ペンホルダーツブ高という特異な戦型は、トップ選手の中にはほとんどいないが、中級以下では意外に日本に広く分布している。
今回は、中目卓球ラウンジで、ペン粒3フェイズ飲み会を敢行した。
すなわち、日本最強のペン粒の呼び声高い小島さん(タクティブ)、中級代表の馬渕さん(テレビディレクター)、初級代表の高部さん(卓球王国編集部)だ。
ペン粒になった動機が色々と楽しかったのだが、非常に大きな収穫は、彼らは自分のボールが揺れたと思ったことは一度もないということを聞けたことだ。
私は長い間、ツブ高のボールが本当に揺れるのか、錯覚なのかを考えていた。というのも、かつて私は自宅に卓球台とマシンがあり、それで粒高を使って揺れるボールを出そうと、色々なボールに対して色々な打ち方をしてみたのだ。ところが、とうとう揺れるボールを出すことはできなかった。そこで、ツブ高が揺れると感じるのは、予想と軌道が違うことで一瞬視線が迷い、それで揺れると錯覚するのではないかという仮説を立てた。
その後、卓球に詳しい物理学者にこの仮説をぶつけたら、「あなた、目は大丈夫ですか?揺れるでしょツブ高」とバカにされ、揺れる原理を気流だのなんだので説明されたものだった(今も根に持っている)。下手に物理学を知っているとこうなる。理屈より前に、本当に揺れているかどうかの確認をすべきなのだ。
無回転のボールが左右に揺れる場合があることは、サッカーボールかバレーボールで連続写真で確認されている。だからといって卓球のツブ高でも揺れているとは限らない。そういうことは測定してみるまで信じてはいけない。
本当に揺れているのなら、自分が打ったボールを正面から見ている打球者にこそ見えなくてはならないが、ツブ高使いの彼らが生まれてこの方、相手から「今の揺れた」とは何度も言われたが、揺れたと思ったことは一度もないというのだ。
なんと素晴らしい証言だろう。
中学1年から卓球を始め、ツブ高が何かも知らない段階で顧問の導くままにペン粒になり、今では日本最強のペン粒とも言われる小島さん。

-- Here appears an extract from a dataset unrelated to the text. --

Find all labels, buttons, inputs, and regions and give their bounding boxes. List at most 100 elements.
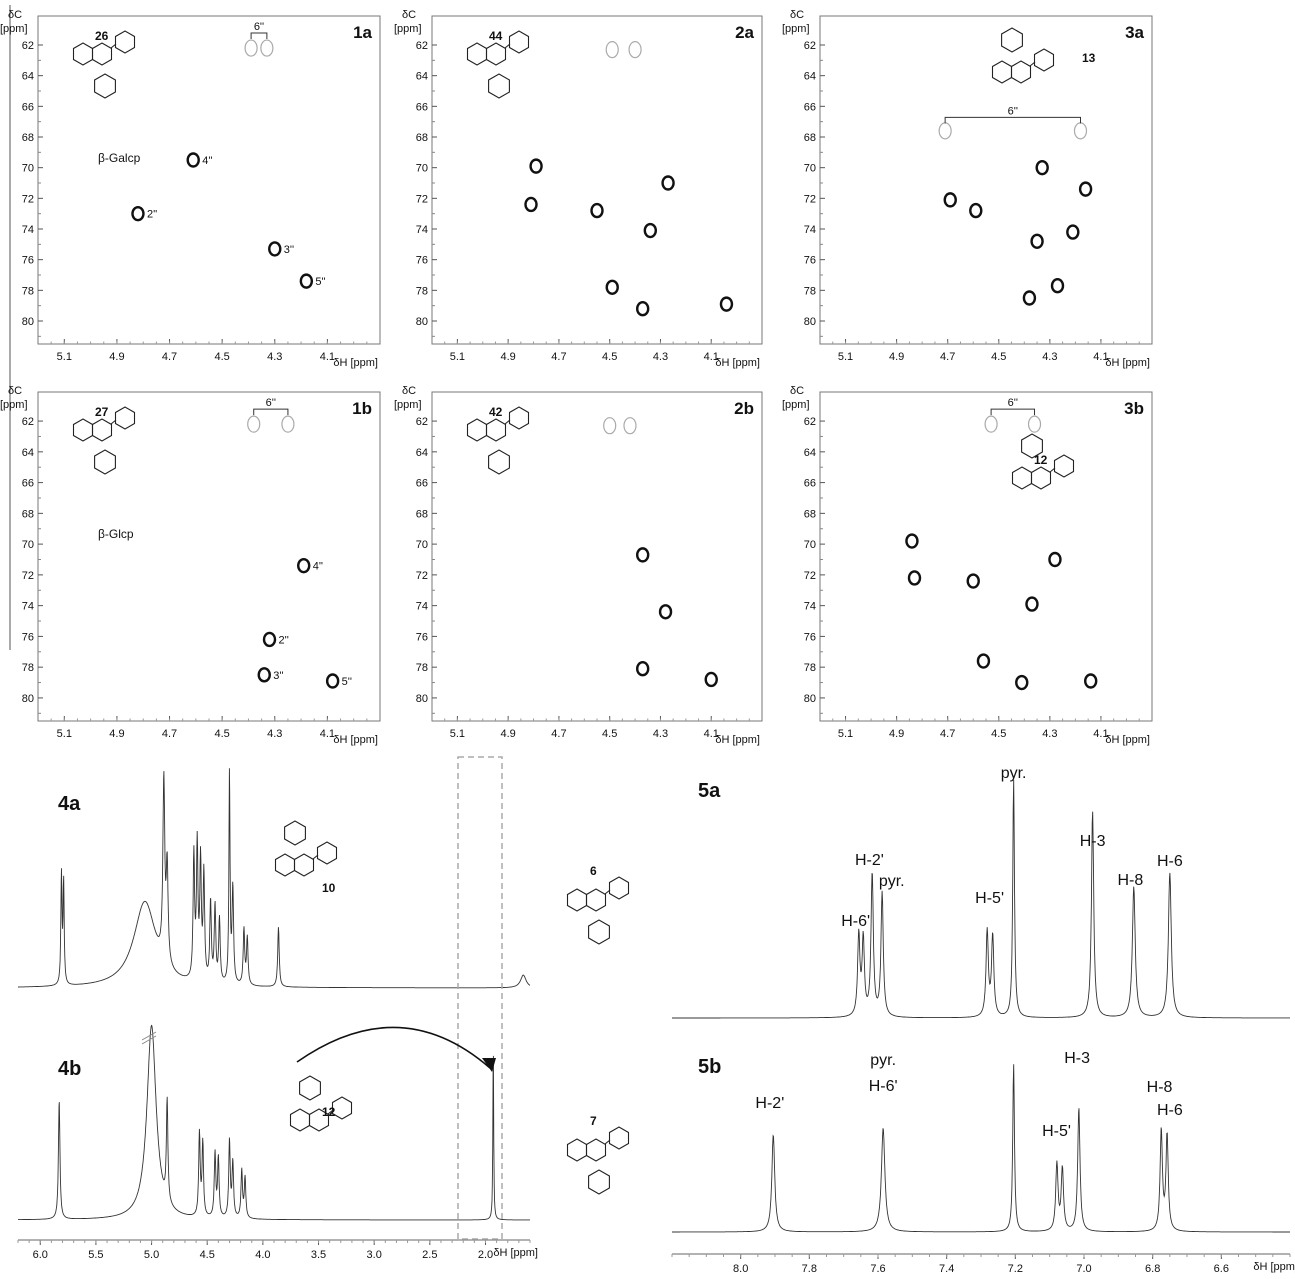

バタフライの『ビデオ卓球教室 異質反転型』を見て、駅から自宅まで歩きながら反転することだけを学んだという馬渕さん。ついついスマホを反転させてしまうらしい。
大学から卓球を始め、ツブ高ほど素晴らしい戦型はないと言い切る高部さん。料理のメニューまで反転。アルバイトのときは金づちをペン持ちして反転していたというどうでもよい経歴を持つ。
そのうち、座談会として記事にしたい。